A partir dos exemplos 14, 15 e 16, amostras bastante representativas dos

simulacros de subjetividade engendrados no discurso publicitário, podemos acrescentar

ao modelo da figura 12, as categorias ilustradas abaixo. Nestas, ao contrário do que

59

verificamos naquele modelo, os actantes sujeitos no enunciado são subjetividades

construídas, simulacros de subjetividade que capitalizam esta não autenticidade. Estes

simulacros de presença convocam o enunciatário a significar os enunciados na

“ausência” dos corpos (processo semiótico que implica uma referência a um actante

externo) e despertam aqueles efeitos de intersubjetividade identificados nas demais

figuras.

Na presença de um actante sujeito simulando um estado “debreado”, vimos

que o enunciatário pode ser convocado de várias formas: como parceiro pressuposto

deste actante (figura 10a e 10b), como seu objeto de fantasia e parceiro imaginário

(figura 11), etc. Contudo, na ausência deste actante sujeito em enunciados eróticos (17b

e 17c), o que verificamos são simulacros de presença no lugar daqueles sujeitos

autênticos anteriormente identificados. Estes efeitos de intersubjetividade podem

acontecer, assim como indicado no modelo da figura 12, entre dois actantes enunciados

ou entre um actante enunciado e o enunciatário (17c).
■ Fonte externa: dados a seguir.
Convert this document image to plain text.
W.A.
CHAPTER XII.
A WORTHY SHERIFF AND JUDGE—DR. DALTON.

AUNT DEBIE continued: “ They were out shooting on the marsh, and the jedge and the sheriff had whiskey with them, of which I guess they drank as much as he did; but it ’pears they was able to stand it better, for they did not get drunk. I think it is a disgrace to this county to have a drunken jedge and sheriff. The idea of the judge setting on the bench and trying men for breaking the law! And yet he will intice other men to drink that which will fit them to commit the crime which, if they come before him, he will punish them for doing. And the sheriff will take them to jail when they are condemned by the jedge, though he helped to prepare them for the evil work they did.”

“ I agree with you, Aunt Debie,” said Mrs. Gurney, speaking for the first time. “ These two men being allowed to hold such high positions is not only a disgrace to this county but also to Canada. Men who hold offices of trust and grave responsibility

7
Neste caso, temos um simulacro

de sujeito provocante dando-se a perceber como corpo desejável a um outro actante, o

enunciatário.

Figura 17 – Simulacros de subjetividade

60

Desta feita, a partir da proposta de Landowski acerca dos regimes de visão

engendrados pelos actantes, observamos no corpus analisado que os estados embreados

e debreados dos actantes figurativizados dão forma a intersubjetividades que podem se

resolver tanto no enunciado quanto na enunciação.

No percurso das análises até aqui desenvolvidas, observamos modos de

presença plenamente resolvidos, precipitando subjetividades postas em relação tanto no

enunciado quanto na enunciação. Progressivamente, estes sujeitos deram lugar a

simulacros de presenças que, ainda construindo uma temática erótica, remetiam a

subjetividades efetivas. Estes simulacros de presença operam segundo o mesmo estatuto

apontado na oposição acima, sem, contudo, fazerem uso de actantes sujeitos autênticos.
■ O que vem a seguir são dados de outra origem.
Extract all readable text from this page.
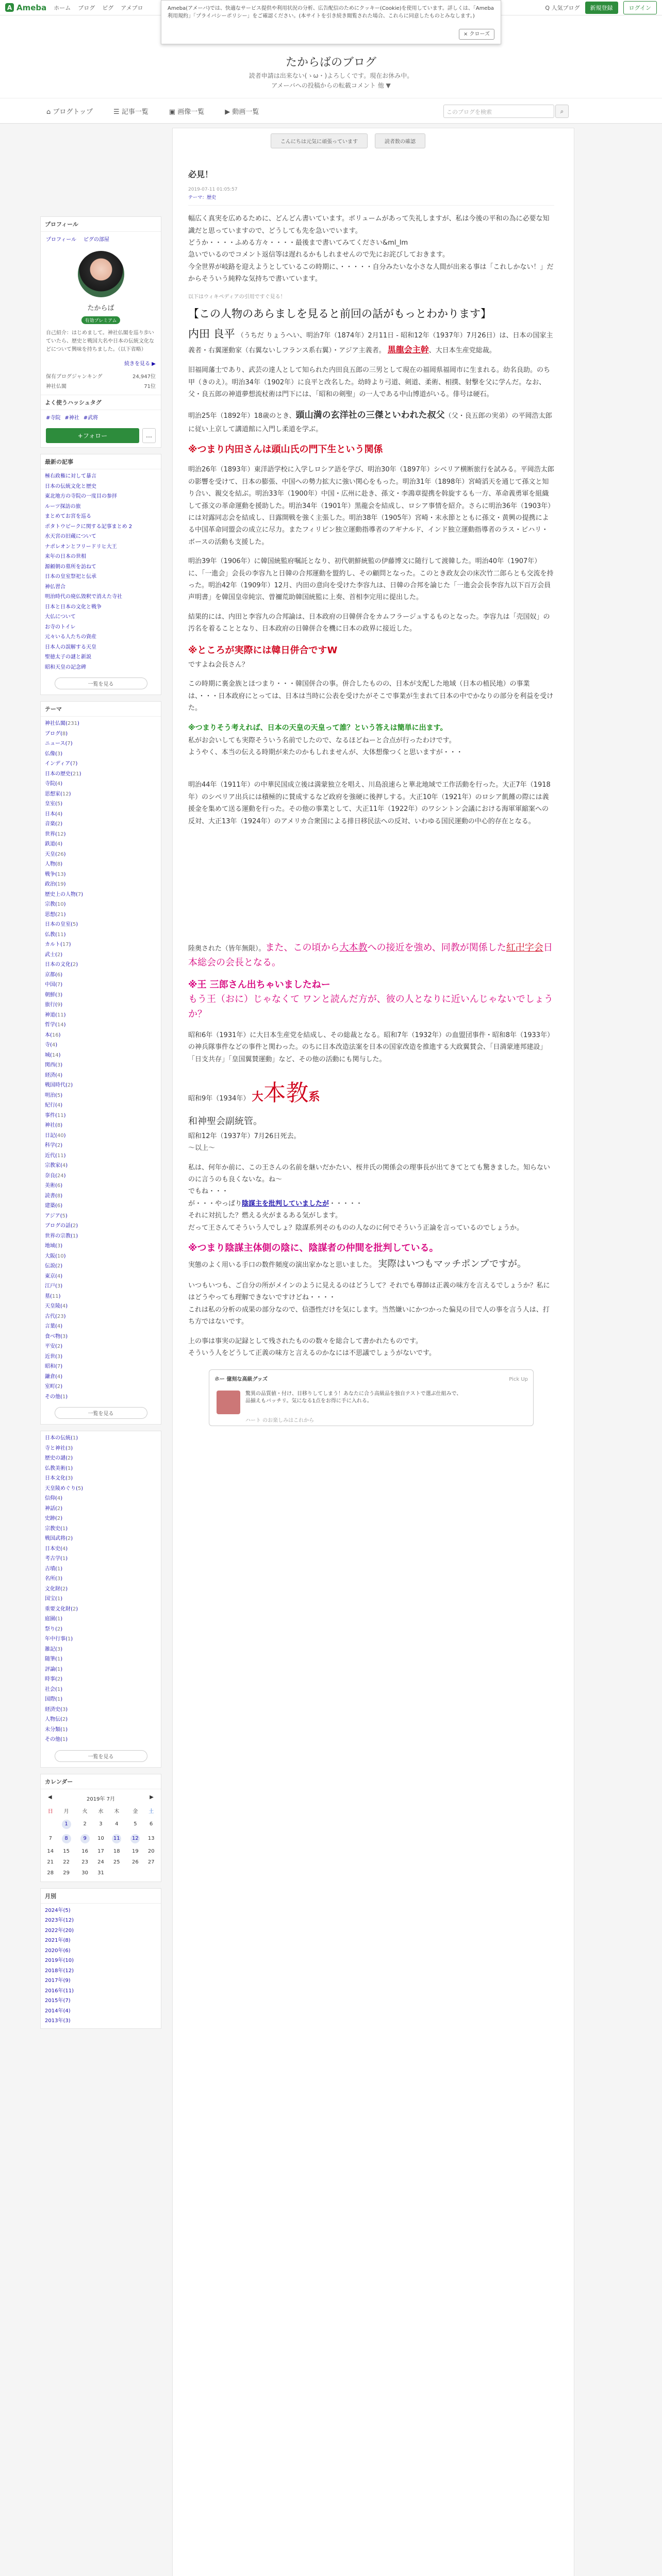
A Ameba ホーム ブログ ピグ アメブロ	Q 人気ブログ	新規登録	ログイン
たからばのブログ
読者申請は出来ない(ゝω・)よろしくです。現在お休み中。
アメーバへの投稿からの転載コメント 他 ▼
Ameba(アメーバ)では、快適なサービス提供や利用状況の分析、広告配信のためにクッキー(Cookie)を使用しています。詳しくは、「Ameba利用規約」「プライバシーポリシー」をご確認ください。(本サイトを引き続き閲覧された場合、これらに同意したものとみなします。)
× クローズ
⌂ ブログトップ	☰ 記事一覧	▣ 画像一覧	▶ 動画一覧	このブログを検索	⌕
プロフィール
プロフィール ピグの部屋
たからば
有効プレミアム
自己紹介：はじめまして。神社仏閣を巡り歩いていたら、歴史と戦国大名や日本の伝統文化などについて興味を持ちました。（以下省略）
続きを見る ▶
保有ブログジャンキング	24,947位
神社仏閣	71位
よく使うハッシュタグ
#寺院 #神社 #武将
+フォロー	…
最新の記事
極右政権に対して暴言
日本の伝統文化と歴史
東北地方の寺院の一度目の参拝
ルーツ探訪の旅
まとめてお宮を巡る
ポタトウビークに関する記事まとめ 2
水天宮の旧蔵について
ナポレオンとフリードリヒ大王
来年の日本の世相
源頼朝の墓所を訪ねて
日本の皇室祭祀と伝承
神仏習合
明治時代の廃仏毀釈で消えた寺社
日本と日本の文化と戦争
大仏について
お寺のトイレ
元々いる人たちの資産
日本人の誤解する天皇
聖徳太子の謎と新説
昭和天皇の記念碑
一覧を見る
テーマ
神社仏閣(231)
ブログ(8)
ニュース(7)
仏像(3)
インディア(7)
日本の歴史(21)
寺院(4)
思想家(12)
皇室(5)
日本(4)
音楽(2)
世界(12)
鉄道(4)
天皇(26)
人物(8)
戦争(13)
政治(19)
歴史上の人物(7)
宗教(10)
思想(21)
日本の皇室(5)
仏教(11)
カルト(17)
武士(2)
日本の文化(2)
京都(6)
中国(7)
朝鮮(3)
旅行(9)
神道(11)
哲学(14)
本(16)
寺(4)
城(14)
関西(3)
経済(4)
戦国時代(2)
明治(5)
紀行(4)
事件(11)
神社(8)
日記(40)
科学(2)
近代(11)
宗教家(4)
奈良(24)
美術(6)
読書(8)
建築(6)
アジア(5)
ブログの話(2)
世界の宗教(1)
地域(3)
大阪(10)
伝説(2)
東京(4)
江戸(3)
墓(11)
天皇陵(4)
古代(23)
言葉(4)
食べ物(3)
平安(2)
近世(3)
昭和(7)
鎌倉(4)
室町(2)
その他(1)
一覧を見る
日本の伝統(1)
寺と神社(3)
歴史の謎(2)
仏教美術(1)
日本文化(3)
天皇陵めぐり(5)
信仰(4)
神話(2)
史跡(2)
宗教史(1)
戦国武将(2)
日本史(4)
考古学(1)
古墳(1)
名所(3)
文化財(2)
国宝(1)
重要文化財(2)
庭園(1)
祭り(2)
年中行事(1)
雑記(3)
随筆(1)
評論(1)
時事(2)
社会(1)
国際(1)
経済史(3)
人物伝(2)
未分類(1)
その他(1)
一覧を見る
カレンダー
◀	2019年 7月	▶
日	月	火	水	木	金	土
	1	2	3	4	5	6
7	8	9	10	11	12	13
14	15	16	17	18	19	20
21	22	23	24	25	26	27
28	29	30	31			
月別
2024年(5)
2023年(12)
2022年(20)
2021年(8)
2020年(6)
2019年(10)
2018年(12)
2017年(9)
2016年(11)
2015年(7)
2014年(4)
2013年(3)
こんにちは元気に頑張っています	読者数の確認
必見！
2019-07-11 01:05:57
テーマ：歴史
幅広く真実を広めるために、どんどん書いています。ボリュームがあって失礼しますが、私は今後の平和の為に必要な知識だと思っていますので、どうしても先を急いでいます。
どうか・・・・ふめる方々・・・・最後まで書いてみてください&ml_lm
急いでいるのでコメント返信等は遅れるかもしれませんので先にお詫びしておきます。
今全世界が岐路を迎えようとしているこの時期に、・・・・・自分みたいな小さな人間が出来る事は「これしかない！」だからそういう純粋な気持ちで書いています。
以下はウィキペディアの引用ですぐ見る！
【この人物のあらましを見ると前回の話がもっとわかります】
内田 良平 （うちだ りょうへい、明治7年（1874年）2月11日 - 昭和12年（1937年）7月26日）は、日本の国家主義者・右翼運動家（右翼ないしフランス系右翼）・アジア主義者。 黒龍会主幹、大日本生産党総裁。
旧福岡藩士であり、武芸の達人として知られた内田良五郎の三男として現在の福岡県福岡市に生まれる。幼名良助。のち甲（きのえ）。明治34年（1902年）に良平と改名した。幼時より弓道、剣道、柔術、相撲、射撃を父に学んだ。なお、父・良五郎の神道夢想流杖術は門下には、「昭和の剣聖」の一人である中山博道がいる。俳号は硬石。
明治25年（1892年）18歳のとき、頭山満の玄洋社の三傑といわれた叔父（父・良五郎の実弟）の平岡浩太郎に従い上京して講道館に入門し柔道を学ぶ。
※つまり内田さんは頭山氏の門下生という関係
明治26年（1893年）東洋語学校に入学しロシア語を学び、明治30年（1897年）シベリア横断旅行を試みる。平岡浩太郎の影響を受けて、日本の膨張、中国への勢力拡大に強い関心をもった。明治31年（1898年）宮崎滔天を通じて孫文と知り合い、親交を結ぶ。明治33年（1900年）中国・広州に赴き、孫文・李鴻章提携を斡旋するも一方、革命義勇軍を組織して孫文の革命運動を援助した。明治34年（1901年）黒龍会を結成し、ロシア事情を紹介。さらに明治36年（1903年）には対露同志会を結成し、日露開戦を強く主張した。明治38年（1905年）宮崎・末永節とともに孫文・黄興の提携による中国革命同盟会の成立に尽力。またフィリピン独立運動指導者のアギナルド、インド独立運動指導者のラス・ビハリ・ボースの活動も支援した。
明治39年（1906年）に韓国統監府嘱託となり、初代朝鮮統監の伊藤博文に随行して渡韓した。明治40年（1907年）に、「一進会」会長の李容九と日韓の合邦運動を盟約し、その顧問となった。このとき政友会の床次竹二郎らとも交流を持った。明治42年（1909年）12月、内田の意向を受けた李容九は、日韓の合邦を論じた「一進会会長李容九以下百万会員声明書」を韓国皇帝純宗、曽禰荒助韓国統監に上奏、首相李完用に提出した。
結果的には、内田と李容九の合邦論は、日本政府の日韓併合をカムフラージュするものとなった。李容九は「売国奴」の汚名を着ることとなり、日本政府の日韓併合を機に日本の政界に接近した。
※ところが実際には韓日併合ですW
ですよね会長さん？
この時期に裏金族とほつまり・・・韓国併合の事。併合したものの、日本が支配した地域（日本の植民地）の事業は、・・・日本政府にとっては、日本は当時に公表を受けたがそこで事業が生まれて日本の中でかなりの部分を利益を受けた。
※つまりそう考えれば、日本の天皇の天皇って誰？という答えは簡単に出ます。
私がお会いしても実際そういう名前でしたので、なるほどねーと合点が行ったわけです。
ようやく、本当の伝える時期が来たのかもしれませんが、大体想像つくと思いますが・・・
明治44年（1911年）の中華民国成立後は満蒙独立を唱え、川島浪速らと華北地域で工作活動を行った。大正7年（1918年）のシベリア出兵には積極的に賛成するなど政府を強硬に後押しする。大正10年（1921年）のロシア飢饉の際には義援金を集めて送る運動を行った。その他の事業として、大正11年（1922年）のワシントン会議における海軍軍縮案への反対、大正13年（1924年）のアメリカ合衆国による排日移民法への反対、いわゆる国民運動の中心的存在となる。
陸奥された（皆年無限）。また、この頃から大本教への接近を強め、同教が関係した紅卍字会日本総会の会長となる。
※王 三郎さん出ちゃいましたねー
もう王（おに）じゃなくて ワンと読んだ方が、彼の人となりに近いんじゃないでしょうか？
昭和6年（1931年）に大日本生産党を結成し、その総裁となる。昭和7年（1932年）の血盟団事件・昭和8年（1933年）の神兵隊事件などの事件と関わった。のちに日本改造法案を日本の国家改造を推進する大政翼賛会、「日満蒙連邦建設」「日支共存」「皇国翼賛運動」など、その他の活動にも関与した。
昭和9年（1934年） 大本教系
和神聖会副統管。
昭和12年（1937年）7月26日死去。
～以上～
私は、何年か前に、この王さんの名前を継いだかたい、桜井氏の関係会の理事長が出てきてとても驚きました。知らないのに言うのも良くないな。ね～
でもね・・・
が・・・やっぱり陰謀主を批判していましたが・・・・・
それに対抗した？燃える火がまるある気がします。
だって王さんてそういう人でしょ？陰謀系列そのものの人なのに何でそういう正論を言っているのでしょうか。
※つまり陰謀主体側の陰に、陰謀者の仲間を批判している。
実態のよく用いる手口の数件頻度の演出家かなと思いました。 実際はいつもマッチポンプですが。
いつもいつも、ご自分の所がメインのように見えるのはどうして？それでも尊師は正義の味方を言えるでしょうか？私にはどうやっても理解できないですけどね・・・・
これは私の分析の成果の部分なので、信憑性だけを気にします。当然嫌いにかつかった偏見の目で人の事を言う人は、打ち方ではないです。
上の事は事実の記録として残されたものの数々を総合して書かれたものです。
そういう人をどうして正義の味方と言えるのかなには不思議でしょうがないです。
ホー 億刻な高級グッズ	Pick Up
驚異の品質値・付け、目移りしてしまう！あなたに合う高級品を独自テストで選ぶ仕組みで、品揃えもバッチリ。気になる1点をお得に手に入れる。
ハート のお楽しみはこれから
Pelo contrário. Os corpos de que se valem parecem eximir-se de uma responsabilidade

intelectiva, como se buscassem justamente apresentarem-se como meros corpos

desejantes, actantes “sujeitos” reprimidos, exauridos de suas falibilidades, de suas

indulgências, subsumidos a seu “sex appeal” residual, este derradeiro atributo

quintessencial que os torna desejáveis e que melindra uma intersubjetividade parca, mas

irrefutável.

Na figura 18, observamos uma situação singular. Os objetos utilizados não

têm vida, volição ou outra qualidade intelectiva destacada pelo enunciado. São dois

artefatos inanimados colocados lado a lado, quase como resultado dos caprichos do

acaso. O enunciado destaca os atributos pragmáticos do produto, referentes à

lubrificação dos órgãos sexuais (temática de difícil abordagem, que poderia dar origem

a um anúncio agressivo e vulgar), lançando mão de uma figuratividade absolutamente

inócua. Entretanto, o sentido sexual deste enunciado se baseia na eminência da conexão

entre o tubo e a embalagem, elementos que metaforizam, respectivamente, os órgãos

sexuais masculino (o que penetra) e feminino (que é penetrado).

61

Figura 18 – Sexualidade metafórica

Johnson & Johnson, Playboy, 2003

Um princípio guestáltico argutamente utilizado dá sentido ao anúncio.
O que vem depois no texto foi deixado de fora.